O recente episódio da cassação do prefeito e 24 vereadores na cidade de São Paulo, por decisão de um juiz de primeira instância, explicita, de forma dramática, um dos mais perniciosos aspectos da origem e do desenvolvimento da cultura das transgressões no Brasil. Em termos gerais podemos afirmar que existe em nosso país certa condescendência com o descumprimento de regras e obrigações legais e uma relativa passividade diante de desvios de conduta e comportamentos não éticos. Pode haver uma forte reação inicial, mas passado certo tempo as transgressões são esquecidas e até perdoadas.

A relação entre a cassação dos vereadores e a cultura das transgressões tem sua origem na generalizada convicção, no País, de que basta uma lei para corrigir problemas. Muitos acreditam que com a simples formulação de uma aperfeiçoada legislação se consegue enquadrar ou produzir uma nova realidade. Essa é uma visão simplista e equivocada. Na verdade, a lei pode regular ou disciplinar atividades humanas, pode estimular ou punir padrões de comportamento, mas não muda a natureza das coisas. Por mais polícia, fiscalização e punição que exista, a lei que não respeite a natureza do comportamento humano não será acatada. Não se consegue velejar contra o vento. Deve-se saber usar o vento para atingirmos nossos destinos, especialmente se existirem ventos contrários.

Otto Lara Rezende dizia que as leis no Brasil são como vacina, às vezes pegam, às vezes não. Como leis irrealistas não conseguem ser aplicadas, são leis que não pegam, o legislador, em geral com o apoio da opinião pública e da mídia, inventa outra lei. Essa nova lei é apresentada com a justificativa de cobrir os defeitos ou lacunas que não permitiam que a lei anterior fosse efetivamente aplicada. Com elevada probabilidade essa lei também não será obedecida. Logo outra lei será proposta para tapar os "buracos" e tornar mais rígida a legislação. E assim por diante, num processo que o acadêmico e historiador José Murilo de Carvalho denominou fúria legiferante. Das mais perversas consequências dessa dinâmica é a indicação para a sociedade de que não é preciso cumprir as leis, ao menos não todas as leis, alimentando, dessa forma, uma cultura de tolerância com as transgressões às normas legais ou éticas.

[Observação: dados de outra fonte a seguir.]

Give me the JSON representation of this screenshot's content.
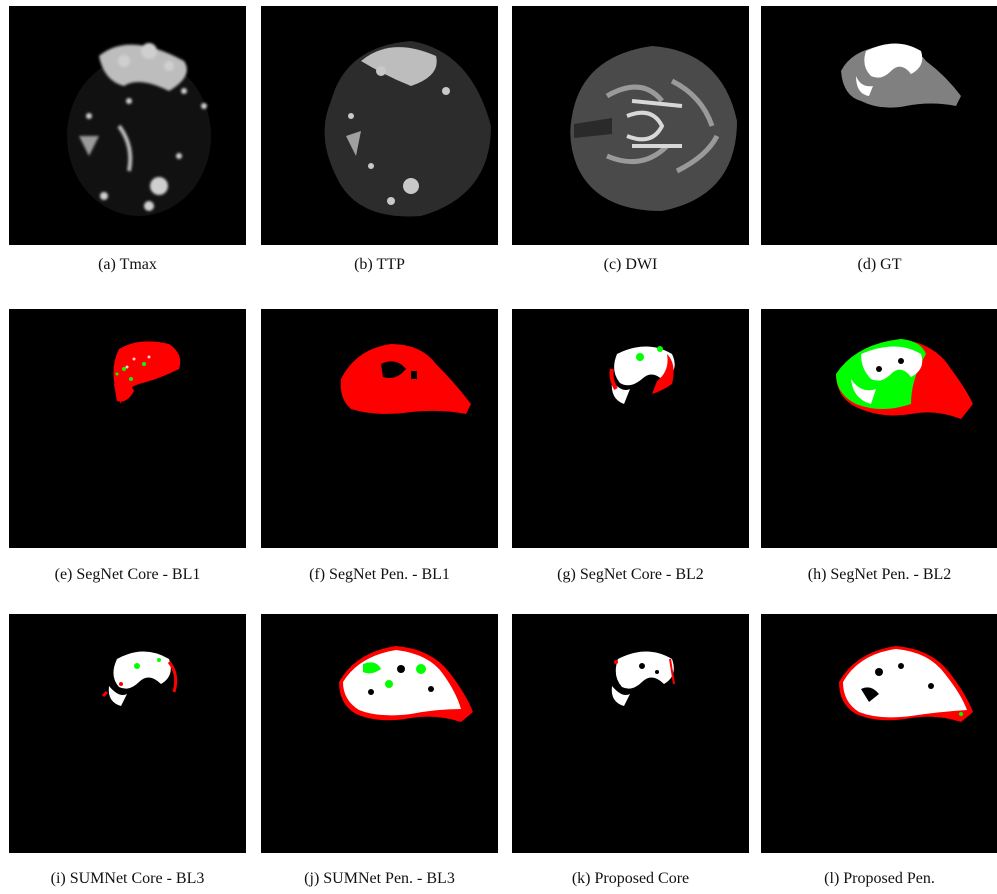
{
  "colors": {
    "background": "#000000",
    "core": "#ffffff",
    "penumbra": "#808080",
    "false_positive": "#ff0000",
    "false_negative": "#00ff00",
    "caption_text": "#111111"
  },
  "figure": {
    "panels": [
      {
        "caption": "(a) Tmax",
        "content": "perfusion map (Tmax)",
        "icon": "brain-slice-image"
      },
      {
        "caption": "(b) TTP",
        "content": "perfusion map (TTP)",
        "icon": "brain-slice-image"
      },
      {
        "caption": "(c) DWI",
        "content": "diffusion weighted image",
        "icon": "brain-slice-image"
      },
      {
        "caption": "(d) GT",
        "content": "ground truth mask",
        "icon": "segmentation-mask"
      },
      {
        "caption": "(e) SegNet Core - BL1",
        "content": "prediction overlay",
        "icon": "segmentation-mask"
      },
      {
        "caption": "(f) SegNet Pen. - BL1",
        "content": "prediction overlay",
        "icon": "segmentation-mask"
      },
      {
        "caption": "(g) SegNet Core - BL2",
        "content": "prediction overlay",
        "icon": "segmentation-mask"
      },
      {
        "caption": "(h) SegNet Pen. - BL2",
        "content": "prediction overlay",
        "icon": "segmentation-mask"
      },
      {
        "caption": "(i) SUMNet Core - BL3",
        "content": "prediction overlay",
        "icon": "segmentation-mask"
      },
      {
        "caption": "(j) SUMNet Pen. - BL3",
        "content": "prediction overlay",
        "icon": "segmentation-mask"
      },
      {
        "caption": "(k) Proposed Core",
        "content": "prediction overlay",
        "icon": "segmentation-mask"
      },
      {
        "caption": "(l) Proposed Pen.",
        "content": "prediction overlay",
        "icon": "segmentation-mask"
      }
    ]
  }
}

A legislação que deu origem ao processo de cassação dos vereadores, que também se aplica a outros casos que tiveram ampla repercussão nos meios de comunicação, se refere ao financiamento de campanhas eleitorais. Esse é um problema comum a todas as nações democráticas. Campanhas eleitorais são indispensáveis e quanto mais amplas, quanto mais dados forem oferecidos, mais informado estará o eleitor e mais consciente ele poderá votar.

Acontece que campanhas envolvem dispêndios financeiros, que algumas vezes são vultosos. Se não houver regras disciplinadoras, podem-se gerar desequilíbrios, favorecendo aqueles que puderem gastar mais, em geral mais ricos ou que representem grupos financeiramente mais poderosos. O perigo é que esses grupos, elegendo mais representantes, tenham um poder excessivo e desproporcional sobre as políticas públicas, em detrimento da maioria da população.

O objetivo da legislação brasileira sobre o financiamento de campanhas eleitorais é evitar ou, mais realisticamente, minimizar esse perigo. A lei não impede o financiamento privado, mas exige transparência sobre a origem dos recursos utilizados na campanha eleitoral. O fundamento dessa legislação é a crença de que a divulgação dos financiadores inibe a captura de políticas públicas por interesses privados. Assim, o que é frontalmente contrário à lei são os recursos não contabilizados. É o tristemente famoso caixa 2. O esforço dos fiscalizadores, o empenho da Justiça Eleitoral deveriam centrar-se na investigação e rigorosa punição dos financiamentos não declarados.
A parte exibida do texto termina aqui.